I really liked the first audiobook in this series, and the narrators, so I bought the rest of the series without even looking at the blurbs. However, if I would have looked, I probably wouldn’t have bought this book. It has so many things I dislike, a heroine that is a decade older than the Hero, the professor/student romance trope, a heroine with amnesia. Also, this series is chock full of very obsessive psycho stalker anti-Heroes, so the idea of a hero stalking a woman with amnesia sounded very crazy to me.

Jacob is devious, so he doesn’t tell Melody everything. He doesn’t want to lose her again, so he doesn’t want to bring up Crown Point. He lost her once and didn’t know why she left so he wants more control this time. He thinks the man she was with at the last game was her husband not her cousin. Jacob finds out pretty quickly that he isn’t her husband when he breaks into her house and sees her sleeping alone in her bed. From the past, he does know she was married at one time. He doesn’t know what happened to the husband who once confronted Jacob.

Like the other books in this series, I am not fond of Jacob’s pursuit of Melody at the beginning of this one. From his inner commentary, we know that she used to like his obsessive pursuit when she was his professor. Though now, he breaks into her house and leaves evidence he has been there. She is a girl who lost her memory in a brutal attack where someone tried to murder her, yet he is scaring her by letting her know a man was in her room while she slept. Then Jacob drugs and rapes her to make her think her cousin did it, so she runs to him for help. It seems beyond cruel to me. Though we later find out that in the past she liked his kinks, and he does eventually tell her what he did to her, and she doesn’t throw a fit about it, she pretty much just accepts it.

In this book, I don’t like the kinks of this couple. Both of them are in to sexual degradation and humiliation, which I really hate, also sex in public places. It doesn’t help that the heroine likes it also, because I am not into any of that and even reading about it makes me cringe. And though I am fine with other people having kinks as long as it is consensual, I just done get some of them. This was definitely my least favorite book of this series. Which is funny because it got the best Goodreads rating so far of the series. So, I guess other people don’t have the same triggers as I do.
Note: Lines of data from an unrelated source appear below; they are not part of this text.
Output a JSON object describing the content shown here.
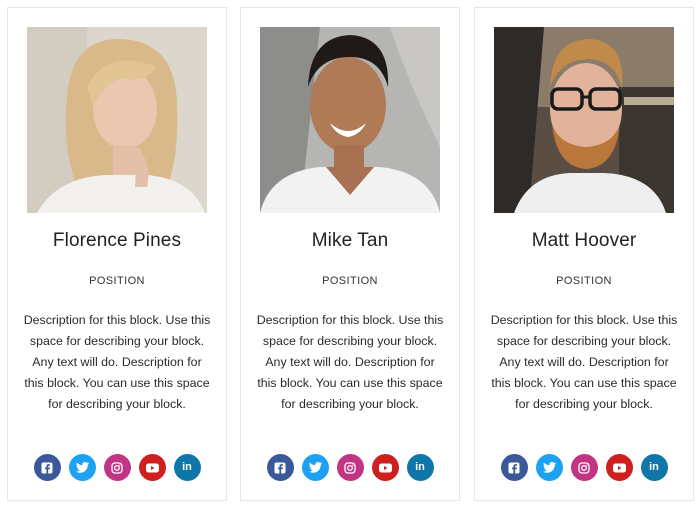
{
  "cards": [
    {
      "name": "Florence Pines",
      "position": "POSITION",
      "description": "Description for this block. Use this space for describing your block. Any text will do. Description for this block. You can use this space for describing your block.",
      "photo": "woman-blonde-photo"
    },
    {
      "name": "Mike Tan",
      "position": "POSITION",
      "description": "Description for this block. Use this space for describing your block. Any text will do. Description for this block. You can use this space for describing your block.",
      "photo": "man-smiling-photo"
    },
    {
      "name": "Matt Hoover",
      "position": "POSITION",
      "description": "Description for this block. Use this space for describing your block. Any text will do. Description for this block. You can use this space for describing your block.",
      "photo": "man-glasses-beard-photo"
    }
  ],
  "social": {
    "icons": [
      "facebook-icon",
      "twitter-icon",
      "instagram-icon",
      "youtube-icon",
      "linkedin-icon"
    ],
    "linkedin_label": "in",
    "colors": {
      "facebook": "#3b5998",
      "twitter": "#1da1f2",
      "instagram": "#c13584",
      "youtube": "#cd201f",
      "linkedin": "#0e76a8"
    }
  }
}
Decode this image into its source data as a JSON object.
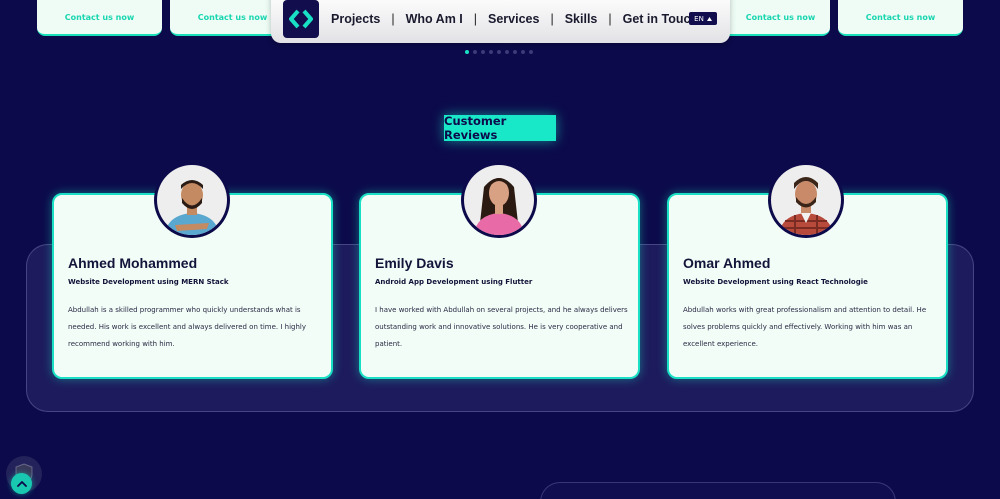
{
  "carousel": {
    "cards": [
      {
        "link": "Contact us now"
      },
      {
        "link": "Contact us now"
      },
      {
        "link": "Contact us now"
      },
      {
        "link": "Contact us now"
      }
    ],
    "dot_count": 9,
    "active_dot": 0
  },
  "nav": {
    "items": [
      "Projects",
      "Who Am I",
      "Services",
      "Skills",
      "Get in Touch"
    ],
    "lang": "EN"
  },
  "section": {
    "title": "Customer Reviews"
  },
  "reviews": [
    {
      "name": "Ahmed Mohammed",
      "role": "Website Development using MERN Stack",
      "text": "Abdullah is a skilled programmer who quickly understands what is needed. His work is excellent and always delivered on time. I highly recommend working with him."
    },
    {
      "name": "Emily Davis",
      "role": "Android App Development using Flutter",
      "text": "I have worked with Abdullah on several projects, and he always delivers outstanding work and innovative solutions. He is very cooperative and patient."
    },
    {
      "name": "Omar Ahmed",
      "role": "Website Development using React Technologie",
      "text": "Abdullah works with great professionalism and attention to detail. He solves problems quickly and effectively. Working with him was an excellent experience."
    }
  ],
  "colors": {
    "background": "#0c0a4a",
    "accent": "#19e0c4",
    "card": "#f2fdf7"
  },
  "icons": {
    "logo": "code-brackets-icon",
    "scroll_top": "chevron-up-icon",
    "shield": "shield-icon"
  }
}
Also, I couldn’t get over how stupid both Jacob and Melody are. She was nearly murdered, possibly by her husband, but definitely by someone she doesn’t know since she lost her memory. Then someone texts her with a threat, but still, she goes out walking around by herself in public. I mean he could definitely afford a guard. Though I definitely like the part of this series where each of the heroine’s has someone dangerous after them. I like the fact that there is a lot of suspense near the end of each book. I also think that there are way too many sexy scenes in each of these books, there seems to be one or more in nearly every chapter. I like a lot of steam in a romance but not so much that it overwhelms the story and I end up fast forwarding through the intimate scenes.

This audiobook was told in dual points of view via dual narration and was narrated by Teddy Hamilton and Kylie Stewart. Teddy Hamilton is one of my favorite male narrators, he is completely believable as a twenty-something hockey player, and he does great dirty talk. Kylie Stewart has a nice voice that is clear and feminine, and she does sound believable as the older woman, though not too old.